Ich nahm ihm die Entscheidung ab, indem ich das Wort ergriff: »Machst du mich jetzt endlich los? Ich hatte nicht vor, hier zu versauern, bis du erkennst, dass du nicht wahnsinnig schlagfertig bist.«
Mark meinte nur: »Gehen wir.« Immerhin verzichtete er darauf, mich auf die Konsequenzen meiner Respektlosigkeit hinzuweisen und löste meine Fesseln.
»Ich werde nicht allzu lang auf dich warten«, verkündete Mark, kaum, dass er vor die Tür getreten war. Und leider war der Hinweis gerechtfertigt, denn das Betäubungsmittel und die Tatsache, dass mir sämtliche Knochen weh taten, sorgte dafür, dass ich mehr als einmal um mein Gleichgewicht kämpfen musste.
»Darf ich daran erinnern, dass du mich brauchst«, murrte ich.
»Ich bin freundlicher zu dir, wenn du dich ein bisschen beeilst.«
Ich brummte leise und musste mich zwingen, nicht noch langsamer zu laufen. Die Gänge, durch die Mark mich führte, erweckten ebenfalls den Eindruck, als wären sie direkt aus einem Agentenfilm entsprungen. Marmor schmückte die Gänge, Kronleuchter die Decken und an den Wänden hingen altertümliche Gemälde. Nur, dass sie nicht wirklich altertümlich waren – denn sie zeigten ausschließlich Mark.
Zuerst wollte ich es nicht glauben, aber auch auf den zweiten Blick bestand kein Zweifel daran: Mark hatte sich in verschiedensten Posen und vor verschiedensten Hintergründen porträtieren lassen.
»Haben wir eine kleine narzisstische Persönlichkeitsstörung?«, fragte ich trocken und erntete einen vernichtenden Blick.
»Es spricht nichts dagegen, Kunstliebhaber zu sein.«
»Das sieht mir aber eher nach Mark-Liebhaber aus.« Ich sollte mir besser keine Gedanken darüber machen, ob ich es mir leisten konnte, Mark zu beleidigen.
Als wir an einer Marmorstatur vorbeigingen, verzichtete ich trotzdem darauf, einen zu genauen Blick auf deren Gesichtszüge zu werfen.
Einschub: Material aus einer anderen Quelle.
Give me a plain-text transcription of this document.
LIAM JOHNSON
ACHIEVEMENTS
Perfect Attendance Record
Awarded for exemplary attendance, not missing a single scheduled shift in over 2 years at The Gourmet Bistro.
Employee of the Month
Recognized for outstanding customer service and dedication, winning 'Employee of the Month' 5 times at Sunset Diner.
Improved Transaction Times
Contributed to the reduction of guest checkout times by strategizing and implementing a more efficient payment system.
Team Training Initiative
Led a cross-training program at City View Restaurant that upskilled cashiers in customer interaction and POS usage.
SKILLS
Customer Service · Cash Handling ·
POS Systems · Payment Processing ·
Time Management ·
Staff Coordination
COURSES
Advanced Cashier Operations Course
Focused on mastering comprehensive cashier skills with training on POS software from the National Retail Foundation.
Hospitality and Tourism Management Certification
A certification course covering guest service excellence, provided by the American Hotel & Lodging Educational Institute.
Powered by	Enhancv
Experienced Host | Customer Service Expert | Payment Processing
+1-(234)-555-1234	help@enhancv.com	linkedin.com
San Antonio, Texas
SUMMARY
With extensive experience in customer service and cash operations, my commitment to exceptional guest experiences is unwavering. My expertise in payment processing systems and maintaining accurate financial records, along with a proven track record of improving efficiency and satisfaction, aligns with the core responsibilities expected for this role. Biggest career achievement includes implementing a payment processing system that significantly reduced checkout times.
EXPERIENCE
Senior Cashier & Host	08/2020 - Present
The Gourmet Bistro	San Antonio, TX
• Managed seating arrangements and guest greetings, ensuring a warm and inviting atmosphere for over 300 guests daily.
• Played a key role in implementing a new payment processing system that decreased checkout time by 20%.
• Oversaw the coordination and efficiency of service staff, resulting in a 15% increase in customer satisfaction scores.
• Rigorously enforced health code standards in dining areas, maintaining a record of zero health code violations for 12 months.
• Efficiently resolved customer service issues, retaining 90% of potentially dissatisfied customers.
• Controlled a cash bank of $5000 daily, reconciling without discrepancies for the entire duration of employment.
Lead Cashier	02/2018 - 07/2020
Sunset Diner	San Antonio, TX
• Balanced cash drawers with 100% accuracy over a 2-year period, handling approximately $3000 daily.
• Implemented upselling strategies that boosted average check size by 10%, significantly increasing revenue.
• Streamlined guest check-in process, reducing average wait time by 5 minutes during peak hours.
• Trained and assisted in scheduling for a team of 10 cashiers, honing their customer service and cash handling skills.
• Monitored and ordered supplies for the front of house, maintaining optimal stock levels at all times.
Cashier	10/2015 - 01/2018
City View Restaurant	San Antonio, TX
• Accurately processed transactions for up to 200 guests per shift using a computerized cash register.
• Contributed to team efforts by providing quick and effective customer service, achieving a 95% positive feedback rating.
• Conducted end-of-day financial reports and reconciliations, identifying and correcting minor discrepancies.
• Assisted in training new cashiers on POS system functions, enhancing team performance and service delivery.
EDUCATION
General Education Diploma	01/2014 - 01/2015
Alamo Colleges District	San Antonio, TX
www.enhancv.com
Ich wusste nicht, ob ich mich davon abhalten können würde, die Statue zu Staub zu verarbeiten, wenn sie ebenfalls Mark abbildete.
»Müssen wir eigentlich laufen, bis wir die richtigen Sixtinischen Museen sehen können?«, fragte ich bissig und versuchte, meine Atemnot zu verbergen.
»Bist du nach unserem kleinen Spaziergang schon erschöpft?«, erwiderte Mark scheinheilig. »Und ich dachte, du würdest die Aussicht genießen.«
Ich schnitt eine Grimasse.
»Riley«, erinnerte ich Mark, was ein Augenrollen bei ihm provozierte.
»Wenn du darauf bestehst. Du musst wissen, ich habe wirklich schon begeistertere Reaktionen auf eine Hausführung bekommen.«
»Warst du oder dein Gesicht da anwesend?«
Mark rümpfte die Nase und blieb vor einer der unzähligen Türen stehen. »Ich bleibe draußen. Es ist besser, wenn nur ihr beide zuerst miteinander redet.«
Ich fragte mich, ob ich ein Kontingent an bösen Blicken hatte, das ich an einem Tag loswerden konnte, bevor sie ihre Wirkung verloren. Schließlich drückte ich einfach die Türklinke herunter und betrat den Raum dahinter.